Rabu, 06 Agustus 2014

Keunikan Petani Garam di Desa Jono Kabupaten Grobogan



Biasanya tambak garam ada di tepi pantai, tetapi di desa Jono, Tawangharjo, Grobogan ini lokasi tambak garam seluas 120 hektare itu jauh dari pantai dan hanya mengandalkan air sumur asin yang berada di tengah daratan yang tandus dan gersang. Cukup unik karena dibuat dari bahan baku air yang muncul dari perut bumi. Karena keunikan tersebut perlu kita pertahankan dan lestarikan. Garam yang dibuat di Desa Jono itu barangkali satu-satunya yang ada di Indonesia bahkan di dunia. Di desa Jono ini dan di kawasan Bledug Kuwu sumber airnya memang rasanya asin mirip air laut.

Bahkan kualitas garamnya pun jauh lebih baik dibandingkan garam air laut. Namun, garam itu kurang diminati karena warnanya kecokelat-cokelatan. Tapi harga garam produksi Desa Jono jauh lebih mahal. Sebab tanpa diberi zat yodium garam ini sudah mengandung iodium hingga 8 persen. Di desa ini hanya ada 7 sumur yang bisa dimanfaatkan. Tujuh sumur ini konon merupakan peninggalan Joko Linglung, putra Ajisaka, tokoh legenda Jawa.

Garam yang dihasilkan pada lembah Jono sebenarnya memiliki kadar iodium yang lebih tinggi daripada garam laut yang dihasilkan di pantai. Di masa lalu, Desa Jono memiliki catatan masa keemasan yakni menjadi satu-satunya produsen garam di Indonesia.  Pada masa itu produksi garam laut masih belum dapat dilakukan dan hanya petani-petani  di Jono yang dapat memproduksi garam. Maka, tidaklah mengherankan jika pada masa tersebut banyak petani garam di Jono menjadi saudagar-saudagar yang kaya.  Namun setelah tahun 1970-an, garam laut akhirnya berhasil diproduksi sehingga ketergantungan terhadap komoditas garam dan bleng di Jono semakin berkurang.
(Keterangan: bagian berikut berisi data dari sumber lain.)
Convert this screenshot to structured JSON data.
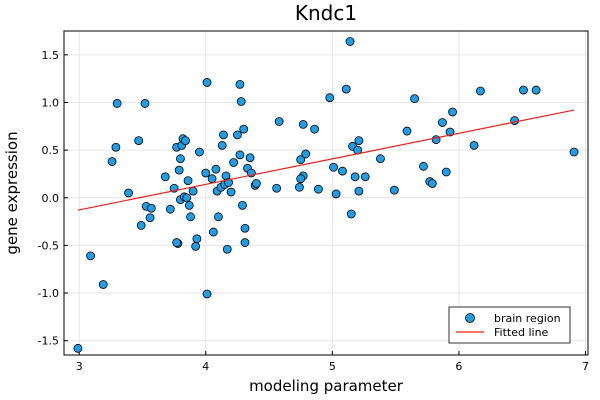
{
  "chart_data": {
    "type": "scatter",
    "title": "Kndc1",
    "xlabel": "modeling parameter",
    "ylabel": "gene expression",
    "xlim": [
      2.88,
      7.02
    ],
    "ylim": [
      -1.65,
      1.75
    ],
    "xticks": [
      3,
      4,
      5,
      6,
      7
    ],
    "xtick_labels": [
      "3",
      "4",
      "5",
      "6",
      "7"
    ],
    "yticks": [
      -1.5,
      -1.0,
      -0.5,
      0.0,
      0.5,
      1.0,
      1.5
    ],
    "ytick_labels": [
      "-1.5",
      "-1.0",
      "-0.5",
      "0.0",
      "0.5",
      "1.0",
      "1.5"
    ],
    "grid": true,
    "legend_position": "bottom-right",
    "colors": {
      "points": "#1f9ee8",
      "point_edge": "#000000",
      "line": "#e8211b",
      "grid": "#e6e6e6"
    },
    "series": [
      {
        "name": "brain region",
        "kind": "scatter",
        "x": [
          2.99,
          3.09,
          3.19,
          3.26,
          3.3,
          3.29,
          3.39,
          3.47,
          3.49,
          3.53,
          3.52,
          3.56,
          3.57,
          3.68,
          3.75,
          3.77,
          3.78,
          3.81,
          3.82,
          3.8,
          3.77,
          3.79,
          3.8,
          3.83,
          3.85,
          3.86,
          3.87,
          3.88,
          3.9,
          3.92,
          3.93,
          4.0,
          4.01,
          4.01,
          4.06,
          4.08,
          4.09,
          4.1,
          4.12,
          4.13,
          4.14,
          4.15,
          4.16,
          4.17,
          4.2,
          4.22,
          4.25,
          4.27,
          4.28,
          4.27,
          4.29,
          4.3,
          4.31,
          4.31,
          4.33,
          4.36,
          4.39,
          4.56,
          4.58,
          4.74,
          4.77,
          4.75,
          4.77,
          4.79,
          4.86,
          4.89,
          4.98,
          5.01,
          5.03,
          5.08,
          5.11,
          5.14,
          5.16,
          5.18,
          5.21,
          5.21,
          5.26,
          5.38,
          5.49,
          5.59,
          5.65,
          5.72,
          5.77,
          5.79,
          5.82,
          5.87,
          5.9,
          5.93,
          5.95,
          6.12,
          6.17,
          6.44,
          6.51,
          6.61,
          6.91,
          5.15,
          5.2,
          4.4,
          4.75,
          4.35,
          3.95,
          4.18,
          3.72,
          3.84,
          4.05
        ],
        "y": [
          -1.58,
          -0.61,
          -0.91,
          0.38,
          0.99,
          0.53,
          0.05,
          0.6,
          -0.29,
          -0.09,
          0.99,
          -0.21,
          -0.11,
          0.22,
          0.1,
          0.53,
          -0.48,
          0.55,
          0.62,
          0.41,
          -0.47,
          0.29,
          -0.02,
          0.01,
          0.0,
          0.18,
          -0.08,
          -0.2,
          0.07,
          -0.51,
          -0.43,
          0.26,
          1.21,
          -1.01,
          -0.36,
          0.3,
          0.07,
          -0.2,
          0.11,
          0.55,
          0.66,
          0.14,
          0.23,
          -0.54,
          0.06,
          0.37,
          0.66,
          1.19,
          1.01,
          0.45,
          -0.08,
          0.72,
          -0.32,
          -0.47,
          0.31,
          0.26,
          0.13,
          0.1,
          0.8,
          0.11,
          0.23,
          0.4,
          0.77,
          0.46,
          0.72,
          0.09,
          1.05,
          0.32,
          0.04,
          0.28,
          1.14,
          1.64,
          0.54,
          0.22,
          0.07,
          0.6,
          0.22,
          0.41,
          0.08,
          0.7,
          1.04,
          0.33,
          0.17,
          0.15,
          0.61,
          0.79,
          0.27,
          0.69,
          0.9,
          0.55,
          1.12,
          0.81,
          1.13,
          1.13,
          0.48,
          -0.17,
          0.5,
          0.15,
          0.2,
          0.42,
          0.48,
          0.16,
          -0.12,
          0.6,
          0.2
        ]
      },
      {
        "name": "Fitted line",
        "kind": "line",
        "x": [
          2.99,
          6.91
        ],
        "y": [
          -0.13,
          0.92
        ]
      }
    ]
  }
}
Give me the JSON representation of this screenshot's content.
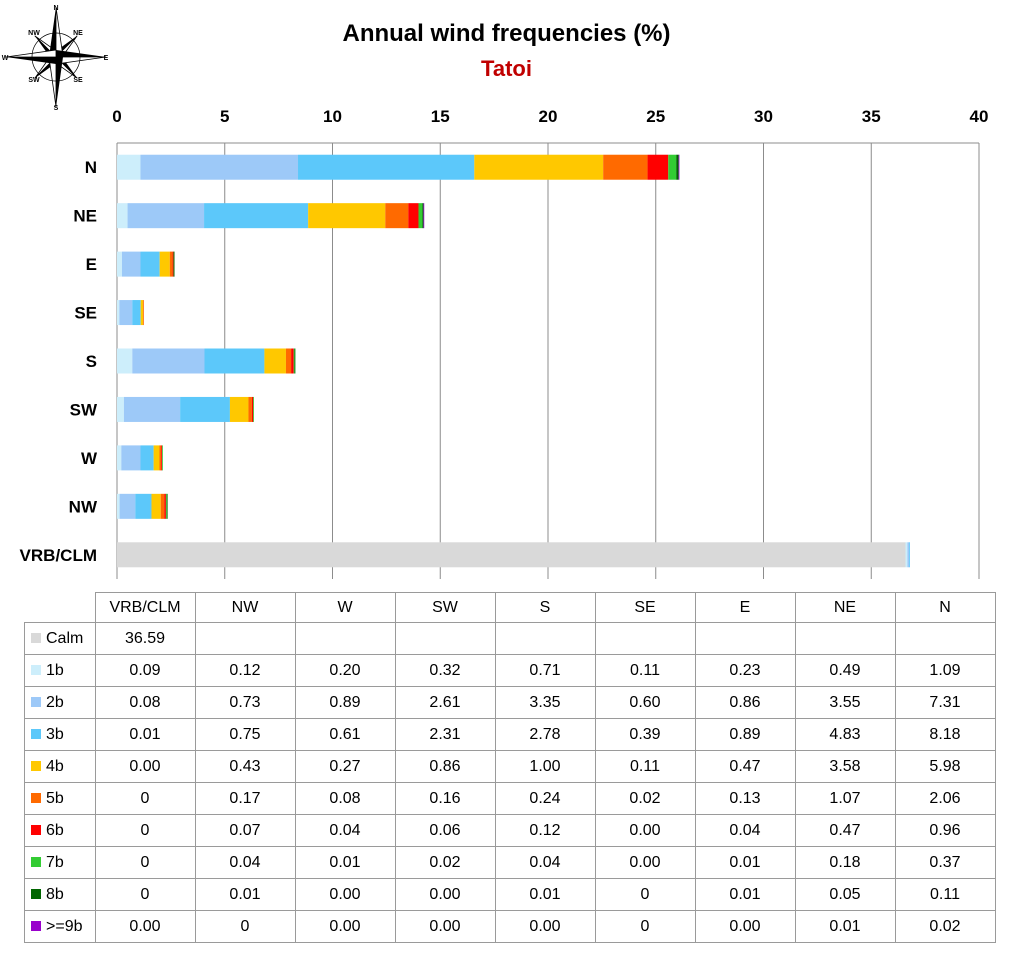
{
  "title": "Annual wind frequencies (%)",
  "subtitle": "Tatoi",
  "colors": {
    "subtitle": "#c00000",
    "grid": "#8c8c8c"
  },
  "compass": {
    "labels": [
      "N",
      "NE",
      "E",
      "SE",
      "S",
      "SW",
      "W",
      "NW"
    ]
  },
  "chart_data": {
    "type": "bar",
    "orientation": "horizontal",
    "stacked": true,
    "title": "Annual wind frequencies (%)",
    "subtitle": "Tatoi",
    "xlim": [
      0,
      40
    ],
    "x_ticks": [
      0,
      5,
      10,
      15,
      20,
      25,
      30,
      35,
      40
    ],
    "x_axis_position": "top",
    "grid": true,
    "legend": "table-below",
    "categories": [
      "N",
      "NE",
      "E",
      "SE",
      "S",
      "SW",
      "W",
      "NW",
      "VRB/CLM"
    ],
    "table_columns": [
      "VRB/CLM",
      "NW",
      "W",
      "SW",
      "S",
      "SE",
      "E",
      "NE",
      "N"
    ],
    "series": [
      {
        "name": "Calm",
        "color": "#d9d9d9",
        "values": [
          null,
          null,
          null,
          null,
          null,
          null,
          null,
          null,
          36.59
        ],
        "labels": [
          "",
          "",
          "",
          "",
          "",
          "",
          "",
          "",
          "36.59"
        ]
      },
      {
        "name": "1b",
        "color": "#cdeefb",
        "values": [
          1.09,
          0.49,
          0.23,
          0.11,
          0.71,
          0.32,
          0.2,
          0.12,
          0.09
        ],
        "labels": [
          "1.09",
          "0.49",
          "0.23",
          "0.11",
          "0.71",
          "0.32",
          "0.20",
          "0.12",
          "0.09"
        ]
      },
      {
        "name": "2b",
        "color": "#9dc9f8",
        "values": [
          7.31,
          3.55,
          0.86,
          0.6,
          3.35,
          2.61,
          0.89,
          0.73,
          0.08
        ],
        "labels": [
          "7.31",
          "3.55",
          "0.86",
          "0.60",
          "3.35",
          "2.61",
          "0.89",
          "0.73",
          "0.08"
        ]
      },
      {
        "name": "3b",
        "color": "#5cc8fa",
        "values": [
          8.18,
          4.83,
          0.89,
          0.39,
          2.78,
          2.31,
          0.61,
          0.75,
          0.01
        ],
        "labels": [
          "8.18",
          "4.83",
          "0.89",
          "0.39",
          "2.78",
          "2.31",
          "0.61",
          "0.75",
          "0.01"
        ]
      },
      {
        "name": "4b",
        "color": "#ffc800",
        "values": [
          5.98,
          3.58,
          0.47,
          0.11,
          1.0,
          0.86,
          0.27,
          0.43,
          0.0
        ],
        "labels": [
          "5.98",
          "3.58",
          "0.47",
          "0.11",
          "1.00",
          "0.86",
          "0.27",
          "0.43",
          "0.00"
        ]
      },
      {
        "name": "5b",
        "color": "#ff6a00",
        "values": [
          2.06,
          1.07,
          0.13,
          0.02,
          0.24,
          0.16,
          0.08,
          0.17,
          0
        ],
        "labels": [
          "2.06",
          "1.07",
          "0.13",
          "0.02",
          "0.24",
          "0.16",
          "0.08",
          "0.17",
          "0"
        ]
      },
      {
        "name": "6b",
        "color": "#ff0000",
        "values": [
          0.96,
          0.47,
          0.04,
          0.0,
          0.12,
          0.06,
          0.04,
          0.07,
          0
        ],
        "labels": [
          "0.96",
          "0.47",
          "0.04",
          "0.00",
          "0.12",
          "0.06",
          "0.04",
          "0.07",
          "0"
        ]
      },
      {
        "name": "7b",
        "color": "#33cc33",
        "values": [
          0.37,
          0.18,
          0.01,
          0.0,
          0.04,
          0.02,
          0.01,
          0.04,
          0
        ],
        "labels": [
          "0.37",
          "0.18",
          "0.01",
          "0.00",
          "0.04",
          "0.02",
          "0.01",
          "0.04",
          "0"
        ]
      },
      {
        "name": "8b",
        "color": "#006600",
        "values": [
          0.11,
          0.05,
          0.01,
          0,
          0.01,
          0.0,
          0.0,
          0.01,
          0
        ],
        "labels": [
          "0.11",
          "0.05",
          "0.01",
          "0",
          "0.01",
          "0.00",
          "0.00",
          "0.01",
          "0"
        ]
      },
      {
        "name": ">=9b",
        "color": "#9900cc",
        "values": [
          0.02,
          0.01,
          0.0,
          0,
          0.0,
          0.0,
          0.0,
          0,
          0.0
        ],
        "labels": [
          "0.02",
          "0.01",
          "0.00",
          "0",
          "0.00",
          "0.00",
          "0.00",
          "0",
          "0.00"
        ]
      }
    ]
  }
}
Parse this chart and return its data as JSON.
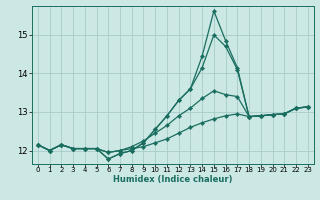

Sekitar tahun 1950, jumlah pengusaha garam di Desa Jono ada ratusan orang dengan produksi hampir 5.000 ton pertahun. Namun, saat ini pembuat garam itu hanya tinggal 50 orang dengan produksi sekitar 100 ton pertahun. Kondisi ini lantaran masalah pemasaran yang masih kalah dengan garam air laut karena terbatasnya hasil produksi. Selain itu, masih dilakukannya produksi dengan tradisional juga menjadikan garam itu baru dihasilkan dalam dalam jangka waktu cukup lama.

Darimana asal garamnya? Semula lembah Jono adalah perairan laut, terletak di antara pegunungan Kendeng dan pegunungan Rembang. Karena adanya proses sedimentasi dari Pegunungan Kendeng dan Pegunungan Rembang, maka lama kelamaan menjadi dangkal dan terbentuk rawa (ditumbuhi tumbuhan rawa). Proses sedimentasi terus berlanjut sehingga daerah tersebut menjadi kering dan tumbuhan rawa mati. Sisa-sisa tumbuhan rawa yang mati diendapkan oleh sedimen kemudian membentuk gas metana. Selain itu sisa-sisa tumbuhan yang bercampur air laut dan tertutup oleh material sedimen kemudian menjadi lumpur. Maka tidaklah mengherankan apabila pada daerah Jono dapat ditemukan jebakan-jebakan air payau, lumpur, serta semburan gas metana di beberapa lokasi. Gas metana ini sangat berbahaya karena mudah terbakar, sehingga biasanya pada lubang di mana gas tersebut keluar pasti akan dibakar supaya gas tersebut tidak membahayakan warga setempat.